Kendi kendini eğlendirebilen bir bebek Bambina :) Hiç ummadığımız eşyalarla dakikalarca oynayabiliyor hem de gülerek, kahkahalar atarak falan :) Sıkıldı artık dediğim anda türlü oyunlar buluyor, karşısındakini de dahil ediyor, hepimizi mest ediyor bu halleriyle :)

Devamlı gülüyor, gülümsüyor. Çok canayakın. Bazen öylesine gelip kedi yavrusu gibi sürtünüyor bize ya da gelip kafasını kucağımıza atıveriyor. Kız çocuğu farkı mı yoksa Bambina farkı mı bilemiyorum ama pek hoş anlar o anlar :) Alıp içime sokasım geliyor!

Uykusu gelince başını omzuma yavaşça koyuyor ya, o bebek kokusunu içime çekiyorum ya, benden mutlusu olmuyor öyle zamanlarda!

Bir de bebeklerin "Dünya yıkılsa umrumda değil, şu anda keşfetmekle meşgulüm" tavırları oluyor ya hani, o zamanlara şahit olmak da çok hoşuma gidiyor benim :) Defalarca aynı şeyi yapmaları, her bir ayrıntıya ilgi gösterip incelemeleri müthiş bir enerji çıkarıyor ortaya. O andan nasiplenmek şükür sebeplerimden biri oluyor gün içinde.

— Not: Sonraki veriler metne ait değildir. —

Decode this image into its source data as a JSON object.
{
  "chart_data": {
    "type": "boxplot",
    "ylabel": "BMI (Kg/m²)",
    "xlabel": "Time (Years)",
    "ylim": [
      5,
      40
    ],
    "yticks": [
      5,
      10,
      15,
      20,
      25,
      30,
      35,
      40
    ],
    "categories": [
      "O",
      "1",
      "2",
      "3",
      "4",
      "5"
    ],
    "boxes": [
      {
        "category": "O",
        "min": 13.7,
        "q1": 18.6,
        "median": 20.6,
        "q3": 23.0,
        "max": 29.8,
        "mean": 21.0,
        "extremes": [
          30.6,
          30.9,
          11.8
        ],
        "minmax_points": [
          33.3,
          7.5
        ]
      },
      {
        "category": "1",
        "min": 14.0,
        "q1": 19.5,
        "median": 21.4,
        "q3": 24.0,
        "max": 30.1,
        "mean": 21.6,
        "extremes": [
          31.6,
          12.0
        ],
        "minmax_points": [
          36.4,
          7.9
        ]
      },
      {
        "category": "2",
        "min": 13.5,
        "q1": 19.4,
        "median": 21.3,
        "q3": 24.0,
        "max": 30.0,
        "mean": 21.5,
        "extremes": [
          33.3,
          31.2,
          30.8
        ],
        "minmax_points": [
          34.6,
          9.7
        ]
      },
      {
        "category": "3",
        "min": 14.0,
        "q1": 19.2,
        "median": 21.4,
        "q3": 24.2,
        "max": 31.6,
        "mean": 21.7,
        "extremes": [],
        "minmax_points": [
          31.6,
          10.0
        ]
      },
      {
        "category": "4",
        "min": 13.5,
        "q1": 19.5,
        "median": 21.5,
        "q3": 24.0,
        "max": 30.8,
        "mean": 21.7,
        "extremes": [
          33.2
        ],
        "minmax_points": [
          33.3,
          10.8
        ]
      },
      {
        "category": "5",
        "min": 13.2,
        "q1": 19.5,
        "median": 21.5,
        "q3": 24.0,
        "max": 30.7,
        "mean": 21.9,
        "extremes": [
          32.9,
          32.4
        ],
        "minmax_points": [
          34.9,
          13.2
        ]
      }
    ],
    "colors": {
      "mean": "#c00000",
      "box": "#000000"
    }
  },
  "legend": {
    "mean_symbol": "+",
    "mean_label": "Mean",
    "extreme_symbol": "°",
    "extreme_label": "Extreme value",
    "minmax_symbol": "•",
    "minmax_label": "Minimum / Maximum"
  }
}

Kız çocuğunun zevk ya da dertlerinden biri olan toka takma olayında Bambina taktırmak istemeyenler kulübünden, rengini belli etti sonunda. Kafasına birşey takılmayacak, giydirilmeyecek, örtülmeyecek. O kafa öyle duracak :)

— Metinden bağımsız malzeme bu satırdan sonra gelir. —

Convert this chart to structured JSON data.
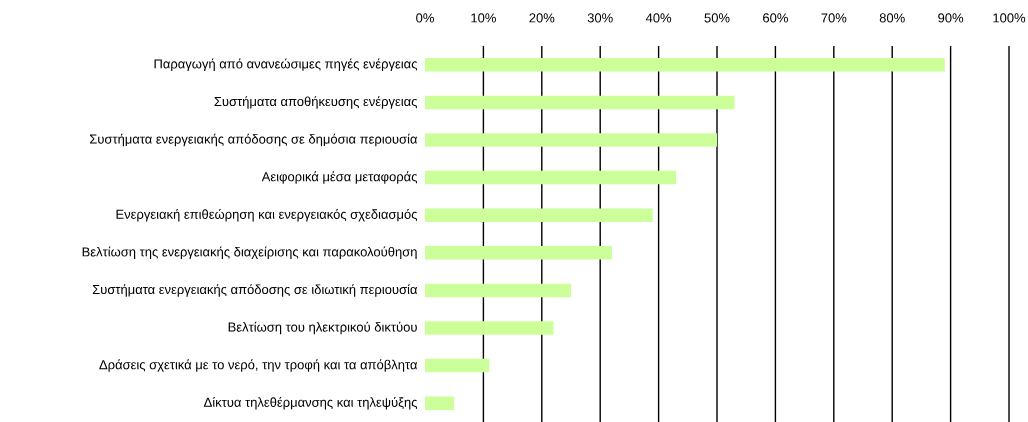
{
  "chart_data": {
    "type": "bar",
    "orientation": "horizontal",
    "categories": [
      "Παραγωγή από ανανεώσιμες πηγές ενέργειας",
      "Συστήματα αποθήκευσης ενέργειας",
      "Συστήματα ενεργειακής απόδοσης σε δημόσια περιουσία",
      "Αειφορικά μέσα μεταφοράς",
      "Ενεργειακή επιθεώρηση και ενεργειακός σχεδιασμός",
      "Βελτίωση της ενεργειακής διαχείρισης και παρακολούθηση",
      "Συστήματα ενεργειακής απόδοσης σε ιδιωτική περιουσία",
      "Βελτίωση του ηλεκτρικού δικτύου",
      "Δράσεις σχετικά με το νερό, την τροφή και τα απόβλητα",
      "Δίκτυα τηλεθέρμανσης και τηλεψύξης"
    ],
    "values": [
      89,
      53,
      50,
      43,
      39,
      32,
      25,
      22,
      11,
      5
    ],
    "color": "#ccff99",
    "xlim": [
      0,
      100
    ],
    "xticks": [
      {
        "value": 0,
        "label": "0%"
      },
      {
        "value": 10,
        "label": "10%"
      },
      {
        "value": 20,
        "label": "20%"
      },
      {
        "value": 30,
        "label": "30%"
      },
      {
        "value": 40,
        "label": "40%"
      },
      {
        "value": 50,
        "label": "50%"
      },
      {
        "value": 60,
        "label": "60%"
      },
      {
        "value": 70,
        "label": "70%"
      },
      {
        "value": 80,
        "label": "80%"
      },
      {
        "value": 90,
        "label": "90%"
      },
      {
        "value": 100,
        "label": "100%"
      }
    ],
    "grid": "x"
  }
}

Gece yatarken üstüne incecik bir tülbent bile örttürmüyor, derin uykudan uyanıp fark ettiği an uykusu açılma pahasına o örtüden kurtulmaya çabalıyor ve bu çabaları benim de uykuma mal oluyor. Birşey örtmüyorum ben de, n'apayım?

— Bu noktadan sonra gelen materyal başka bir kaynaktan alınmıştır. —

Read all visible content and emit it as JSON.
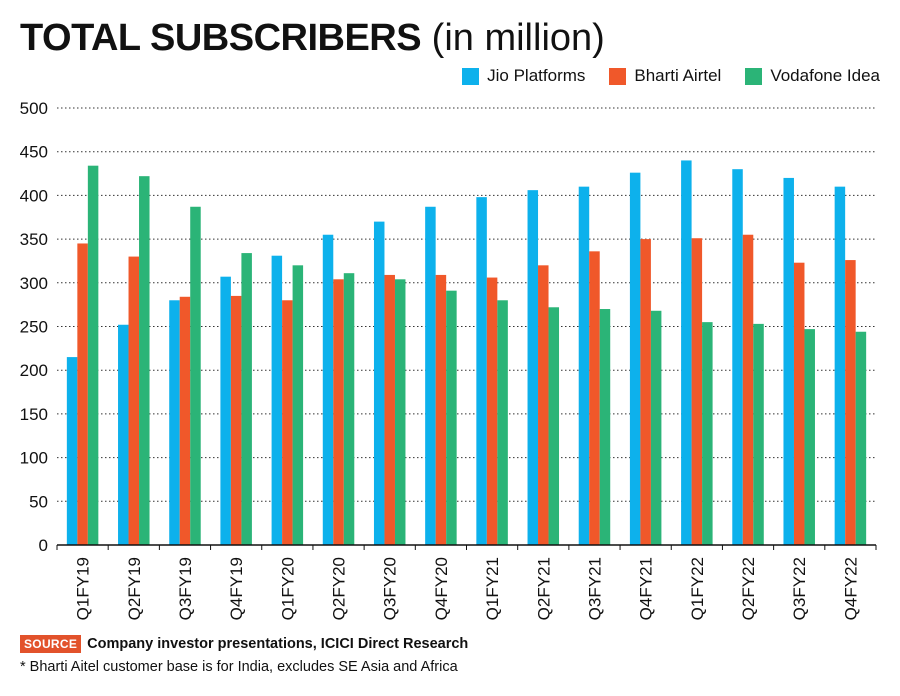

Kitap okutturmaya başladı minnoş :) Tabi öyle sayfa sayfa okumuyoruz ama birkaç sayfa çevirmek bile ona yetiyor. Biri bitince diğerini getiriyor. Abisine öyle çok kitap almışız ki (bir kısmını da elden çıkarmıştık üstelik), bu konuda fazla yatırım yapmayacak gibiyiz (yine de açık kapı bırakayım, çocuk kitaplarını ben de çok seviyorum!).

Ben bebeklerle olmayı seviyorum, kesin bilgi :)

İkinci çocuklarda - daha tecrübeli olunduğu içinde belki de - daha sabırlı, olgun, anlayışlı olunuyor, bu da kesin bilgi :)

İki çocuğu idare etmek ayrı bir sanat :)

İki çocuğu büyütürken ilk çocuktakinden farklı yönlerimize odaklanıp kendimizi büyütüyoruz ve "level" atlıyoruz aslında, tecrübem bu yönde.

Evde bir bebeğin varlığı paha biçilemez, çok net!

DEVAMINI OKU

4 Aralık 2015

Bambino 62 Aylık

Bambinonun son ayındaki en dikkate değer gelişme diş düşürmesi oldu sayın seyirciler.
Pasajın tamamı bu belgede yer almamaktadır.